That night she camped inside the foundation of an old church beside a hickory woodland populated by moss-eaten gravestones. Despite her physical exhaustion from the fourteen-hour hike, it was a long time before her restless mind gave in to sleep. She lay on her back inside her sleeping sheet and gazed up at the night sky listening to the crickets that chirped together in an endless hypnotic oscillation. It reminded her of her father’s lectures on stable chaos. How order emerged spontaneously from chaos as synchronous self-organization. Like this field of crickets chirping in concert. Or the millions of neurons firing together in her brain to control her breathing...Darwin’s “insect” jargon in her head seemed to follow a similar synchronous pattern.

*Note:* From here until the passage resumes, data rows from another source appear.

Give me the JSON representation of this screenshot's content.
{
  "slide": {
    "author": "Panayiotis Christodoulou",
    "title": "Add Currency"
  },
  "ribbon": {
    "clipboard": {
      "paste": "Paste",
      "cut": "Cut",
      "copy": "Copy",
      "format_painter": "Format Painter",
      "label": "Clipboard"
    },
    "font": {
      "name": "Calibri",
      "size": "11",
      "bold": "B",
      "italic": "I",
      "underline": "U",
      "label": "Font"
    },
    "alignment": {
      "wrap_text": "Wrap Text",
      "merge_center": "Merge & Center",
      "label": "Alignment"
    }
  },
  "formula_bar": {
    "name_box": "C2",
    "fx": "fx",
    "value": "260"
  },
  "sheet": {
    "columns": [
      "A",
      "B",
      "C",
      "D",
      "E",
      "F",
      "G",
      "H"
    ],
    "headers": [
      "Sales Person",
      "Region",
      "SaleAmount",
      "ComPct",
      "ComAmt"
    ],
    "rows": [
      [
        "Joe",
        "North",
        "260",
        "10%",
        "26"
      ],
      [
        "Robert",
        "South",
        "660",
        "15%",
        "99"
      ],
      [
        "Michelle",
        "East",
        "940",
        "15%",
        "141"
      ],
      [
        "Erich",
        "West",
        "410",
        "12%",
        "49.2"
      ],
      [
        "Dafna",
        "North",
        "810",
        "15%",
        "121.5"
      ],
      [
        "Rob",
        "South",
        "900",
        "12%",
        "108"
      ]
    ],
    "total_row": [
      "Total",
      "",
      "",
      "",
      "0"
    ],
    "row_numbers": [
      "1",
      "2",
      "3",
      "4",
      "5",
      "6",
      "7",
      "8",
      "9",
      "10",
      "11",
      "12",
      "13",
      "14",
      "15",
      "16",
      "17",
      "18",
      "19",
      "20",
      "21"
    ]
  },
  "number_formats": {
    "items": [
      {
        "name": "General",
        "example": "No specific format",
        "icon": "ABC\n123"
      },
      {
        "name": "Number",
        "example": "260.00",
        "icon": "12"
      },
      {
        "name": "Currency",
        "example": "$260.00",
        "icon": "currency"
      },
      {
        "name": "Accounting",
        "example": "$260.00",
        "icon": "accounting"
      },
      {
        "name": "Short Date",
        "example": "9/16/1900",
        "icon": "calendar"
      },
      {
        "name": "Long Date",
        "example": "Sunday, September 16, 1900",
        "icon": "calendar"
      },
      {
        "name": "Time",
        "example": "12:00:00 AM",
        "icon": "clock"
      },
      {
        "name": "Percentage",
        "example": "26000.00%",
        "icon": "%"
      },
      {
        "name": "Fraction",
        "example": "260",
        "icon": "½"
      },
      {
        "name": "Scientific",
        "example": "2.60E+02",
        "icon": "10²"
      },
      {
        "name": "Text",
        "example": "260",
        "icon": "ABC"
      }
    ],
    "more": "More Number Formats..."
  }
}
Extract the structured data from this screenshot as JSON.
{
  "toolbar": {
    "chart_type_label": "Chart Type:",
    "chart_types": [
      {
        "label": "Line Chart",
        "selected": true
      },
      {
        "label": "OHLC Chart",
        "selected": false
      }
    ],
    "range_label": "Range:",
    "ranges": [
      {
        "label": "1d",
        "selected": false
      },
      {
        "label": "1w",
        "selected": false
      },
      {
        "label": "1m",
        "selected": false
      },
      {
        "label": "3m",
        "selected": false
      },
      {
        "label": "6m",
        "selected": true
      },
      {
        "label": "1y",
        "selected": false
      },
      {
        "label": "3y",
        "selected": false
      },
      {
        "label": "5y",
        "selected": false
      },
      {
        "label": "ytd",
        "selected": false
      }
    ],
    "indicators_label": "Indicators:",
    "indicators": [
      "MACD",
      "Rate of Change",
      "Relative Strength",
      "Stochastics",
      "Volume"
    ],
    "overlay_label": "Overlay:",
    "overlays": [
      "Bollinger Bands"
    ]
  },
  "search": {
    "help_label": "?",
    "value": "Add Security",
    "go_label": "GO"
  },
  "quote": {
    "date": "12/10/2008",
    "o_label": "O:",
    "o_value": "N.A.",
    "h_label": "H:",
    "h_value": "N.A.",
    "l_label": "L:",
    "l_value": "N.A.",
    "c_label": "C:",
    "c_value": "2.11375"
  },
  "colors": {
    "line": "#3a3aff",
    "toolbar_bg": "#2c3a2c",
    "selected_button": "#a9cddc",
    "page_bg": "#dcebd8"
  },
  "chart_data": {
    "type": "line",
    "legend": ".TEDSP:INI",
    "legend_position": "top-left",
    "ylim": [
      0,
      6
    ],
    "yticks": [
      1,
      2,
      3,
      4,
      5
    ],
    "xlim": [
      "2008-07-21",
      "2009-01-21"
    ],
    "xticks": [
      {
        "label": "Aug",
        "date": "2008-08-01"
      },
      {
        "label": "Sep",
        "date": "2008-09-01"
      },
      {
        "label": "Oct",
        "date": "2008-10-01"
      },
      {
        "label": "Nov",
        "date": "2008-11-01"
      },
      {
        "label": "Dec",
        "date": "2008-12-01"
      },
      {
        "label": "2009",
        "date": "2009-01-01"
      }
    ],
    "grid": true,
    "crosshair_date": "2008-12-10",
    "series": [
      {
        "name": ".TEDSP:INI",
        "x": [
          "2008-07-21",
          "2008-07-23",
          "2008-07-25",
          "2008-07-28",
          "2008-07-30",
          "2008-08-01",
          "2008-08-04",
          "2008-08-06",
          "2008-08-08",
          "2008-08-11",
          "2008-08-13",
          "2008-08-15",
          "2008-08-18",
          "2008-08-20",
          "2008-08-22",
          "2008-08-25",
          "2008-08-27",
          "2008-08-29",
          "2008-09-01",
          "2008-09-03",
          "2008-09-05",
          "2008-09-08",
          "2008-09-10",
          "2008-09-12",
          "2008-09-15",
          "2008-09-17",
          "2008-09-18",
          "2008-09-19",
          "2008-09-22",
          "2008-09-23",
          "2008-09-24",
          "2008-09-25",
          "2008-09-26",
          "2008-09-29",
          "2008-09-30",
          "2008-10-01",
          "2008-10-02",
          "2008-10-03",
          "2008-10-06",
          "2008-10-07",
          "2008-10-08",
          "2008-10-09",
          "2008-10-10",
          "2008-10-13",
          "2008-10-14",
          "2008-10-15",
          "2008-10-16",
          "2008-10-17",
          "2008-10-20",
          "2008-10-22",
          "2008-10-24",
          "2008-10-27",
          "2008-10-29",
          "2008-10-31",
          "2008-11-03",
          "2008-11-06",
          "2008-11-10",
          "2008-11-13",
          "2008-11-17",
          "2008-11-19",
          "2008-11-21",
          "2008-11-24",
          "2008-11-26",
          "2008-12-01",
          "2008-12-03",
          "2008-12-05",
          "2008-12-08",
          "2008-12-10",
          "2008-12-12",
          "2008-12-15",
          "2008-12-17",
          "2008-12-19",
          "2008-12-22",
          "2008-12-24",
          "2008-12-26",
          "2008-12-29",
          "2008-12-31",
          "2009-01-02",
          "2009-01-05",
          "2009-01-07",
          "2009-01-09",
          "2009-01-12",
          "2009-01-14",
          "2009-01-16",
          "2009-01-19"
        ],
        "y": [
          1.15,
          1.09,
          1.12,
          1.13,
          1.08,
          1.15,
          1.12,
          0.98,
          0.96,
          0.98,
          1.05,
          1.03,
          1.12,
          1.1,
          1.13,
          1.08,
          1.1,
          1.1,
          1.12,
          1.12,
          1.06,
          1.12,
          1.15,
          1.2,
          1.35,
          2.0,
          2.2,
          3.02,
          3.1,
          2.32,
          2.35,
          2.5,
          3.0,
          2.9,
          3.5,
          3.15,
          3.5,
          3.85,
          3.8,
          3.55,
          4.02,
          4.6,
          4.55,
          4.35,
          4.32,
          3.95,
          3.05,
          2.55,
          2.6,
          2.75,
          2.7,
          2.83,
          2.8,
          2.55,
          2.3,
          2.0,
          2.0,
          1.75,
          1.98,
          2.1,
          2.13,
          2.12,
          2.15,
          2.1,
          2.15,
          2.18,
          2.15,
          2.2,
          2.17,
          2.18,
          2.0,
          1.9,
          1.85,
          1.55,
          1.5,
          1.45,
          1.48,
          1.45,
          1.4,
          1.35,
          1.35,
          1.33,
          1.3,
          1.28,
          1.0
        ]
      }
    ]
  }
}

Was it self-organized too and what did that mean?

***

Julie smelled smoke long before she saw the blazing wildfire. It was the middle of a hot day and she’d scrambled up a hogback ridge after traversing a small creek. The smell grew stronger but she saw neither smoke nor fire as she wound her way through the thick forest in the creek’s grotto. She made for higher ground, hoping for a clearing so she could make a bearing and assess the fire.

At the top of the ravine, the trees opened up and she saw carbon-coloured smoke fill the sky. She heard the snapping and crackling of flames ravenously consuming forest and scrub. It was difficult to tell where exactly the fire was burning. It seemed to be all around her, Julie thought with rising alarm. She darted in one direction, realizing she’d chosen it out of no particular reason except to keep moving, only to catch a blaze eating up the trees ahead of her. She veered left, thinking she recognized a clearing. She smelled charcoal and heard the fire sizzle as it gobbled up the juicy flesh of living plants.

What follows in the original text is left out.